How large? Fully 30 per cent of roughly 4,200 positions were unfilled at the end of May 2022, with the report warning: “A lack of trained resources puts the department at risk of failing to meet defence policy obligations.”
That is a reference to the federal Liberals’ 2017 defence policy, which promised to buy much-needed new equipment for the military over 20 years, including the purchase of warships, aircraft, drones, armoured vehicles and advanced radars.
Many of those projects have already been launched but are suffering delays, forcing the military to continue using obsolete equipment — and in some cases retire gear before replacements are ready — while adding billions in extra costs.
“Much like any knowledge-based industry, finding and hiring the right people with the right mix of knowledge, experience and expertise is a challenge that (the department) is actively addressing,” Defence Department spokesman Daniel Le Bouthillier said in an email Thursday.
“Furthermore, there is sustained private-sector competition for experienced acquisition experts, which has impacted efforts to onboard additional team members.”
The department is working to better train and develop its employees to ensure the timely delivery of “critical” military gear, he added.
Experts are skeptical, noting the Defence Department has been struggling for years to retain enough procurement officials to move projects through the system in a timely and efficient manner.

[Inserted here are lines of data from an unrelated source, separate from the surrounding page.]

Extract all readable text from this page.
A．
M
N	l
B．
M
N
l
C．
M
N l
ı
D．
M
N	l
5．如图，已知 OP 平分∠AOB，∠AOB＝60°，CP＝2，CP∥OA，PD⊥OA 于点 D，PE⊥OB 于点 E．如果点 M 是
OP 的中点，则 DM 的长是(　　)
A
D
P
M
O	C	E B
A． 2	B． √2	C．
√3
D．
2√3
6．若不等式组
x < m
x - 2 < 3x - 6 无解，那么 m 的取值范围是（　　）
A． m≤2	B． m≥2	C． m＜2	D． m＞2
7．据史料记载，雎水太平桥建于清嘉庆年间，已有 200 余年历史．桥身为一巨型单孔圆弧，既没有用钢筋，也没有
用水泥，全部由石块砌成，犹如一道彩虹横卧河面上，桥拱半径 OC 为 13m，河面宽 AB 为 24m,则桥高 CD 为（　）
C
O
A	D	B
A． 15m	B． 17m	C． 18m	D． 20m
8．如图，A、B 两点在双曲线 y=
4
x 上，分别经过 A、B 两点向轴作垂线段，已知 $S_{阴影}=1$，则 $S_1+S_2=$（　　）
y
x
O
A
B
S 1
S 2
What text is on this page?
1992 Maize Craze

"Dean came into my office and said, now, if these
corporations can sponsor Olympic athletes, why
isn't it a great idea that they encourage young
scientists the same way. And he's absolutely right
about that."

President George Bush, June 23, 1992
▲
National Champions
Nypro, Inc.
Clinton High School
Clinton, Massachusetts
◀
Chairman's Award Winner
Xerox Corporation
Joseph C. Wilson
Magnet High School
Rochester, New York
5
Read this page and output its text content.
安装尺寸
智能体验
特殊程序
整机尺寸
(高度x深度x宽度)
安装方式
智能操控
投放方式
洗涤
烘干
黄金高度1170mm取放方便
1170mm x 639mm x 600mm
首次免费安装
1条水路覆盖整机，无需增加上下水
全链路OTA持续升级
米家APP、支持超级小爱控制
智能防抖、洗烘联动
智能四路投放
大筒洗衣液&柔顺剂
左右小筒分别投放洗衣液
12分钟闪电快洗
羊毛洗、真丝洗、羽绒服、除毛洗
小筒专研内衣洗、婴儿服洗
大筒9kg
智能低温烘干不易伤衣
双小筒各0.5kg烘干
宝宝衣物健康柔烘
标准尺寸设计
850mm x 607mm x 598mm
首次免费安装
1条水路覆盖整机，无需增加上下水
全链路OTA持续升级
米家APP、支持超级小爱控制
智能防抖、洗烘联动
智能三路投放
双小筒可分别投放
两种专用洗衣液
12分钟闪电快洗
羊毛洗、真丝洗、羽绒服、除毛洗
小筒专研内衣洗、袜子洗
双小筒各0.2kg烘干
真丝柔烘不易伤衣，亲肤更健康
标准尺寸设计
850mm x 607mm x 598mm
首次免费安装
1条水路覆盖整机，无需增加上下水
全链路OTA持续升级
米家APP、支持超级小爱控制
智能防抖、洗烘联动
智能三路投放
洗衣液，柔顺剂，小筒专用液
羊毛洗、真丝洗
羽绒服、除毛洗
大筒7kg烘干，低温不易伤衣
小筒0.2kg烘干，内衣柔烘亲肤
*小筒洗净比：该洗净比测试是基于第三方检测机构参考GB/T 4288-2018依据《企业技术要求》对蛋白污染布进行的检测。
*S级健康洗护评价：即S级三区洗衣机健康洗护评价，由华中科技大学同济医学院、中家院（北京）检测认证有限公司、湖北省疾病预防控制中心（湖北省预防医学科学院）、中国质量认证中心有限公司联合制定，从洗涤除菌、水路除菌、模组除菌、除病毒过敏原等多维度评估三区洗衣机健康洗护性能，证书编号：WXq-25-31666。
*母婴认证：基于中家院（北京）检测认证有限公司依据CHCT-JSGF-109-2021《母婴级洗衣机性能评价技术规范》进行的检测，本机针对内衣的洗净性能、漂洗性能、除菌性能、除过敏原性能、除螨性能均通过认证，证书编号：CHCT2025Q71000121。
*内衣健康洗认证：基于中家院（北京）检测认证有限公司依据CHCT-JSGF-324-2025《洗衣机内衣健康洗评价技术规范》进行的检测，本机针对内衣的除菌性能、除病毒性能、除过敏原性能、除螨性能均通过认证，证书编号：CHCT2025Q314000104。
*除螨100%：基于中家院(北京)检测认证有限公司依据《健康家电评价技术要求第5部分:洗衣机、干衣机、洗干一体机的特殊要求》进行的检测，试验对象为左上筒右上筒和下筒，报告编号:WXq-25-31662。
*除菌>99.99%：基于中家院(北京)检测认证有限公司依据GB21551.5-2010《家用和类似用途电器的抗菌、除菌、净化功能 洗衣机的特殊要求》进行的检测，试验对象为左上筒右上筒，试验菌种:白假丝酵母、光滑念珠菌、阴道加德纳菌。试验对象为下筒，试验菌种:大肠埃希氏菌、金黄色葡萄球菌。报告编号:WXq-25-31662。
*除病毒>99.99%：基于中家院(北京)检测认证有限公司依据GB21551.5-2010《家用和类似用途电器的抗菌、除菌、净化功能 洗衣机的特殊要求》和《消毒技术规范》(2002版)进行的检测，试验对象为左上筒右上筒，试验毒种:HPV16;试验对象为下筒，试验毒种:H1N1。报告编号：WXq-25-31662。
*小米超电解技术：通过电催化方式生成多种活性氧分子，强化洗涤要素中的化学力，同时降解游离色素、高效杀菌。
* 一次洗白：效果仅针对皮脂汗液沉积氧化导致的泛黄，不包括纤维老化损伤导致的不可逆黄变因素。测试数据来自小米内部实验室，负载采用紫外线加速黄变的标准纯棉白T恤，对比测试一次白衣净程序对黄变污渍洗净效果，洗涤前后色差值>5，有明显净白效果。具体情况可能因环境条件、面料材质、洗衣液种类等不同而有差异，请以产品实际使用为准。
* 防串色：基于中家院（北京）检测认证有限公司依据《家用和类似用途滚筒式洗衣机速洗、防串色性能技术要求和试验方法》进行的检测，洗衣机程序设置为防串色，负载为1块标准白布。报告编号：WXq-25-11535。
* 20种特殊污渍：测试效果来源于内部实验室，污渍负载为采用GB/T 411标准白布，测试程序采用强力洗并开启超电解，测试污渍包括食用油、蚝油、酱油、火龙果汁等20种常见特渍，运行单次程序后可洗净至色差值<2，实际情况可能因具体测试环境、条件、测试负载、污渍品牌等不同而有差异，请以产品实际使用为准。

“This has been a longstanding, chronic issue that hasn’t seen any resolution,” said David Perry, president of the Canadian Global Affairs Institute and one of Canada’s top experts on military procurement.
“And if we really want to see these big projects get accomplished, and new kit get bought and delivered to troops, then the (shortage) is one of the (problems) that needs to get fixed.”
National Defence’s materiel section had only a handful of procurement specialists, many of whom were inexperienced, when Stephen Harper’s Conservatives unveiled their own defence policy in 2008.
Gutted by the Jean Chretien-era cuts to the military of the 1990s, the section struggled to produce accurate cost estimates and schedules for the billions of dollars in new military equipment the Tories promised.
Prime Minister Justin Trudeau’s Liberals promised during their successful 2015 federal election campaign that they would hire more procurement staff, and senior defence officials reported some success over the next few years.
Yet the problem has nonetheless persisted even as the Defence Department has been tasked with overseeing the largest recapitalization of Canada’s military in a generation through the Liberals’ defence policy.
The result has been delays to numerous projects, to the detriment of the military and Canadian taxpayers.
The impact isn’t abstract, as insiders have blamed a lack of procurement specialists for some of the problems plaguing the government’s efforts to build a new fleet of warships to replace its aging Halifax-class frigates and buy new drones.
Senior officers also identified a shortage of human resources as a key challenge in the planned delivery of new Army equipment during a presentation to industry representatives earlier this week.
“These are complex projects, and the amount of precision and care and various accountability mechanisms that we’ve built in make them very intensive in terms of human resources,” said Carleton University professor Philippe Lagasse, who previously served on an independent panel charged with assessing military procurements.
“You end up in a situation where you’re pushing a limited number of people to do something that, organizationally, would require far more. And that leads to complications.”
The Defence Department has often turned to outside contractors to help with various aspects of procurement projects, including the provision of management and engineering services, to make up for the shortage of in-house specialists.
Yet in last month’s federal budget, the Liberals ordered departments, including National Defence, to cut back on the use of outside contractors as they faced heat for the government’s increased reliance on such firms.
Perry said such cuts have the potential to make the current situation worse.
“If you lose that horsepower, that is going to exacerbate the situation,” he said.
“As those budget cuts are being provisioned, I hope people are being cognizant of the potential impacts (on the military) because they do a lot of things that directly support defence procurement.”